The 5 decade old venture, in which Fujifilm owns 75% and the remaining 25% is owned by Xerox, is a pillar of Fujifilm’s business and accounts for nearly 50% of the group’s overall operating profit. However the venture has limited future prospects given the declining demand for office printing.
The joint venture, Fuji Xerox, reported an operating profit of around $750 million on sales of $10 billion in the year ended March 2017.
It covers the Asia-Pacific region including Japan and China.
While declining to comment on Icahn’s letter, Fujifilm is aiming to expand the joint venture with a focus on document solutions services and aims at tapping fresh demand in emerging markets, including Asia.
Icahn, who had also previously called for a change of leadership at Xerox, said it was lucid that the firm’s current management was incapable of renegotiating the joint venture in Xerox’s favor.
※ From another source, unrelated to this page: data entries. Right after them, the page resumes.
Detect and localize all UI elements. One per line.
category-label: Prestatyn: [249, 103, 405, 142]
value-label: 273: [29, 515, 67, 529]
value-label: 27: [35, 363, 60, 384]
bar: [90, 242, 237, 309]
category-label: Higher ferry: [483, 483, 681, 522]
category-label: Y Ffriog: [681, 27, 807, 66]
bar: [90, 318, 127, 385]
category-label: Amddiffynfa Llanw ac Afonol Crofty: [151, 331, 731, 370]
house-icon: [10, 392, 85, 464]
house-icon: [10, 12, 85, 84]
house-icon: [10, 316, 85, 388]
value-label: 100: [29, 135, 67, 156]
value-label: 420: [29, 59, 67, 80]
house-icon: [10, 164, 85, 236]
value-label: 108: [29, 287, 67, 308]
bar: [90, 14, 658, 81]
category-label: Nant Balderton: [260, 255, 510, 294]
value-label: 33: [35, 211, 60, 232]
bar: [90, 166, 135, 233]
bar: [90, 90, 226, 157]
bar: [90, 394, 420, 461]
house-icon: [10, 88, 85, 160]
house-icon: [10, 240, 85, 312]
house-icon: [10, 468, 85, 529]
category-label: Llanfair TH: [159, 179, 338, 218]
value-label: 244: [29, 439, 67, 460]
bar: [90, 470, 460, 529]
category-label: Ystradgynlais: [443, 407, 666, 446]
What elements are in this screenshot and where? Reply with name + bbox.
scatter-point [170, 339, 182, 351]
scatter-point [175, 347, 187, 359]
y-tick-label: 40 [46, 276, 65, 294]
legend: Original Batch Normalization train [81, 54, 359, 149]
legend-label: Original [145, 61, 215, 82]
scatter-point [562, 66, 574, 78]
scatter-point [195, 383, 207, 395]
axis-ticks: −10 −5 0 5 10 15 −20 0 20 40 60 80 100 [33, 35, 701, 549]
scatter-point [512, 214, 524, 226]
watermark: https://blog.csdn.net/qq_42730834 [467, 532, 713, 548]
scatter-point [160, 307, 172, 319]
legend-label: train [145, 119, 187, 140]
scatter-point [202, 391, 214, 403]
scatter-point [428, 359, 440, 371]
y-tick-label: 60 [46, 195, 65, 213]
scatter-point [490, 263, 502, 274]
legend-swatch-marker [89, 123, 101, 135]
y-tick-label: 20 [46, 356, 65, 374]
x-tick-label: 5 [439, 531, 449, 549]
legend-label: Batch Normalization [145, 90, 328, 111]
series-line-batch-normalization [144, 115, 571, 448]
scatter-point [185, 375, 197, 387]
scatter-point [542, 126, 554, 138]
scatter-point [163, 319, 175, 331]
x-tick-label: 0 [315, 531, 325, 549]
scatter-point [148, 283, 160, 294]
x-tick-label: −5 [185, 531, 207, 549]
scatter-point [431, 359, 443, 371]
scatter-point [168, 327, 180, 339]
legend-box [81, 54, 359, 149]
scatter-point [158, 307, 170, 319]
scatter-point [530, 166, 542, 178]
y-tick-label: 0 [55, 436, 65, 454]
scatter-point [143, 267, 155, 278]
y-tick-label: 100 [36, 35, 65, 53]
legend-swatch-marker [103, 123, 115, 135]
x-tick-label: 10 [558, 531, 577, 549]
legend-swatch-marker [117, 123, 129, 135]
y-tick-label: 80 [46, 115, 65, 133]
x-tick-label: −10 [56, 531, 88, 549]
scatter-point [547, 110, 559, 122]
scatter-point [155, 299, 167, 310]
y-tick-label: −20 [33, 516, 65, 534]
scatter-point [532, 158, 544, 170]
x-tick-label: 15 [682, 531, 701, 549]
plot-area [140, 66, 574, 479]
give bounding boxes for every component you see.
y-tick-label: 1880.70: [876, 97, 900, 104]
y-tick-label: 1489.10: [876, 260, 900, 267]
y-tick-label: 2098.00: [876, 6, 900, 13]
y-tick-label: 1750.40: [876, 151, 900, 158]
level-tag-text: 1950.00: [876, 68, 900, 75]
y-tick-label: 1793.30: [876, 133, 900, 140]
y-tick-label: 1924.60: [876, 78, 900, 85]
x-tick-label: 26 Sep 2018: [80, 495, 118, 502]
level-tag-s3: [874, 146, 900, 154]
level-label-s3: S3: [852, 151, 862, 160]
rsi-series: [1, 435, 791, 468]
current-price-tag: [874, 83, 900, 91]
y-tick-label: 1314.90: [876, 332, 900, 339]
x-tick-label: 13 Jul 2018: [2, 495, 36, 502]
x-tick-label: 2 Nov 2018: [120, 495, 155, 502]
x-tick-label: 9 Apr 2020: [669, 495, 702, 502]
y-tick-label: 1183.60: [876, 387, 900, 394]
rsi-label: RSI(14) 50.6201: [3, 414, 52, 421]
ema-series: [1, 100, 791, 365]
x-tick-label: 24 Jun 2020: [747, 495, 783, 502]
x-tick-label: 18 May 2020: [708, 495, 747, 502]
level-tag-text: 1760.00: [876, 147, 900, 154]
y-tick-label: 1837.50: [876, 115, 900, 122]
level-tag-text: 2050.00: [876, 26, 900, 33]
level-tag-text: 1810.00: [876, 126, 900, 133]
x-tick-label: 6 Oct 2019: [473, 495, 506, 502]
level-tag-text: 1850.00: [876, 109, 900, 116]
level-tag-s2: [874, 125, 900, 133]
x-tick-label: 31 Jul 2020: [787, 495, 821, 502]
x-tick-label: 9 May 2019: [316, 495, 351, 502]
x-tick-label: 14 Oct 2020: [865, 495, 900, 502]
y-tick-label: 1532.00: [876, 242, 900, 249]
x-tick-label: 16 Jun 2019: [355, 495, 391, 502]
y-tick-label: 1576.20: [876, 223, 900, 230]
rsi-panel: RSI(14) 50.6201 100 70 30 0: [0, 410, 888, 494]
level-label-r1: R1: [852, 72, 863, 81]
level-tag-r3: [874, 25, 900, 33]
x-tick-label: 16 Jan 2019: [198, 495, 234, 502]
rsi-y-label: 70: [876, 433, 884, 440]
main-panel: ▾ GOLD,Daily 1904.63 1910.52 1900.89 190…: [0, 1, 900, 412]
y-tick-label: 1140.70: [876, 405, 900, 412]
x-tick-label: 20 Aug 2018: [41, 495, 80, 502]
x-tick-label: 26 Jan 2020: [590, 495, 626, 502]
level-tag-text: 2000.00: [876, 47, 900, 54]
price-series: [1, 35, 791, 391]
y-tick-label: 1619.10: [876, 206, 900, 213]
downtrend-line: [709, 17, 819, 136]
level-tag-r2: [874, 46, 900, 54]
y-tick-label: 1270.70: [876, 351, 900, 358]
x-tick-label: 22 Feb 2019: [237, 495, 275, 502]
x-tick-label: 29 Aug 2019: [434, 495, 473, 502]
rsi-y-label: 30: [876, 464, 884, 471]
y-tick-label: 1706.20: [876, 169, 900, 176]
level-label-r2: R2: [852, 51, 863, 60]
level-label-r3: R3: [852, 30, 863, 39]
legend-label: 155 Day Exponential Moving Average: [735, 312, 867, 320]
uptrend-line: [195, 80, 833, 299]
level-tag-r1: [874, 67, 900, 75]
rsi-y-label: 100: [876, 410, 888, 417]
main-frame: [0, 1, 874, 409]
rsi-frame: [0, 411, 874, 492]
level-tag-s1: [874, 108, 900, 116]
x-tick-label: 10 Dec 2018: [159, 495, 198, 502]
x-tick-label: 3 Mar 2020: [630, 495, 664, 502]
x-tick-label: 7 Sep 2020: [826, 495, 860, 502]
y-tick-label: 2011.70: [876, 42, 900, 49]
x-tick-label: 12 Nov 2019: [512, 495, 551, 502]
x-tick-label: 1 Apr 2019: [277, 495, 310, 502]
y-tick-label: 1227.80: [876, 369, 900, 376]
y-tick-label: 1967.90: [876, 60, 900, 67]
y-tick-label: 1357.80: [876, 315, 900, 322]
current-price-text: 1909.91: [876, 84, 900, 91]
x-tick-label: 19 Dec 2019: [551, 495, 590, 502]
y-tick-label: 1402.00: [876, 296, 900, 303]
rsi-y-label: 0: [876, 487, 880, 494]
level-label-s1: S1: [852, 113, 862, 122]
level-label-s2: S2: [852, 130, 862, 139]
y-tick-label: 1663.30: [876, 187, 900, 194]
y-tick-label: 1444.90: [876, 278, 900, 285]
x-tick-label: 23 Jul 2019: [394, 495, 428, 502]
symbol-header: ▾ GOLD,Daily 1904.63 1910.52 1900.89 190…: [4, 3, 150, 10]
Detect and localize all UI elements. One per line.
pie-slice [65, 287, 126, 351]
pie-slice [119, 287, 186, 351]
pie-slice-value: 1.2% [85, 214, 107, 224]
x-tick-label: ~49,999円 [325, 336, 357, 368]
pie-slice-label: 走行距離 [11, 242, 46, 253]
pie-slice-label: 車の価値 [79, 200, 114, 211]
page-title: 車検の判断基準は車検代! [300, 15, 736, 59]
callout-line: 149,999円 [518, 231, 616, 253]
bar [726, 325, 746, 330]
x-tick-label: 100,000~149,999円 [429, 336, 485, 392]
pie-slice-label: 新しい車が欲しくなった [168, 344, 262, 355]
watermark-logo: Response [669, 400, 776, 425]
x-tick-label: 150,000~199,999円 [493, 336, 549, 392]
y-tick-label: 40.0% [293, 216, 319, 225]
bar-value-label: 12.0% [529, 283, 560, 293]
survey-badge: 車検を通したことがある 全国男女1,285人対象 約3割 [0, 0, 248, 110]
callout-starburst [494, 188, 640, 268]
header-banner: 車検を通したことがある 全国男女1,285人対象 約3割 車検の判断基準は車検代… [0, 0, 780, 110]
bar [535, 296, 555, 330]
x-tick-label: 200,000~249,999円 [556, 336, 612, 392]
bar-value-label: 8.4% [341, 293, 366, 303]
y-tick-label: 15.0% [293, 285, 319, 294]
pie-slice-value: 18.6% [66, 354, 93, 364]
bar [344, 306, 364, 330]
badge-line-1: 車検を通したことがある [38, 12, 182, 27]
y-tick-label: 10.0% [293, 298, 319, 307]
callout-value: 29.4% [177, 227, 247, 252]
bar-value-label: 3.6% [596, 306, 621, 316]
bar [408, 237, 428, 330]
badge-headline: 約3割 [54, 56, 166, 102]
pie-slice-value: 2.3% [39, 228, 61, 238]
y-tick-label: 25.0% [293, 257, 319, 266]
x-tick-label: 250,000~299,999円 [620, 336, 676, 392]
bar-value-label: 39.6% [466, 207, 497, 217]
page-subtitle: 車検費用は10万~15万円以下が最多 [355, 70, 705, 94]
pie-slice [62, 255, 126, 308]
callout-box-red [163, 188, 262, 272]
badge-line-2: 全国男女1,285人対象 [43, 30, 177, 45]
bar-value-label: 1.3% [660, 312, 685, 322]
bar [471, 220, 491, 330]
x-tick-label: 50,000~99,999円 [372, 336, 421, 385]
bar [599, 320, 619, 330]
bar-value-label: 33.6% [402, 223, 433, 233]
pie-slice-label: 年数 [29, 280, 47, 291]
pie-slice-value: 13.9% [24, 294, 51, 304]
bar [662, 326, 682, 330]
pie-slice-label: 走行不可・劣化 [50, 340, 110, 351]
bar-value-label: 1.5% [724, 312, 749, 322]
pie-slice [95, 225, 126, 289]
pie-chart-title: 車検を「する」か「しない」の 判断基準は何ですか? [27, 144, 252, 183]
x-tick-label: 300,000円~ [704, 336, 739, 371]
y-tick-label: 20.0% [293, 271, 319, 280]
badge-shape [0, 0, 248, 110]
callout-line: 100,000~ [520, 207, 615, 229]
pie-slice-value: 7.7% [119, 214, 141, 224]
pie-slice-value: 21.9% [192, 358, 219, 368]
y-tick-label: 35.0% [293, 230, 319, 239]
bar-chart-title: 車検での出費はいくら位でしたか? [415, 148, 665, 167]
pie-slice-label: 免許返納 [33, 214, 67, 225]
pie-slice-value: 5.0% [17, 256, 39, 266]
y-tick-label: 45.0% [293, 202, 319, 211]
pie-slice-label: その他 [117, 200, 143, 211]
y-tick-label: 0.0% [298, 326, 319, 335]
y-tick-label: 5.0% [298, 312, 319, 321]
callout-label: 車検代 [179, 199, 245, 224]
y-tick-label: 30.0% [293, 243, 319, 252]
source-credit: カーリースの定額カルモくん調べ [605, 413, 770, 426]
Last week, the Wall Street Journal had reported that under pressure to find new growth areas for its copier and printer business, Xerox was in talks with Fujifilm, a Japanese camera maker, which includes a change in control of Xerox.
Analysts at Deutsche Bank in a report to clients earlier this week stated they do not see much advantage in Fujifilm taking a larger stake in Fuji Xerox given the current market climate. However if Xerox were to increase its stake in the Fuji Xerox joint venture it “could push for a more aggressive integration with Fuji Xerox that could have cost benefits”.
“We believe drastic action is needed NOW because we fear that failing to replace Jeff Jacobson as (Xerox) CEO could inevitably result in the loss of our entire investment,” wrote Icahn.
On Thursday, Xerox’s shares fell by 1.2% to $31.53. They have however risen by more than 3% since January 10, the day before WSJ submitted its report.
Fujifim’s shares have edged up by 0.6% on early Friday afternoon and have changed little during that same period.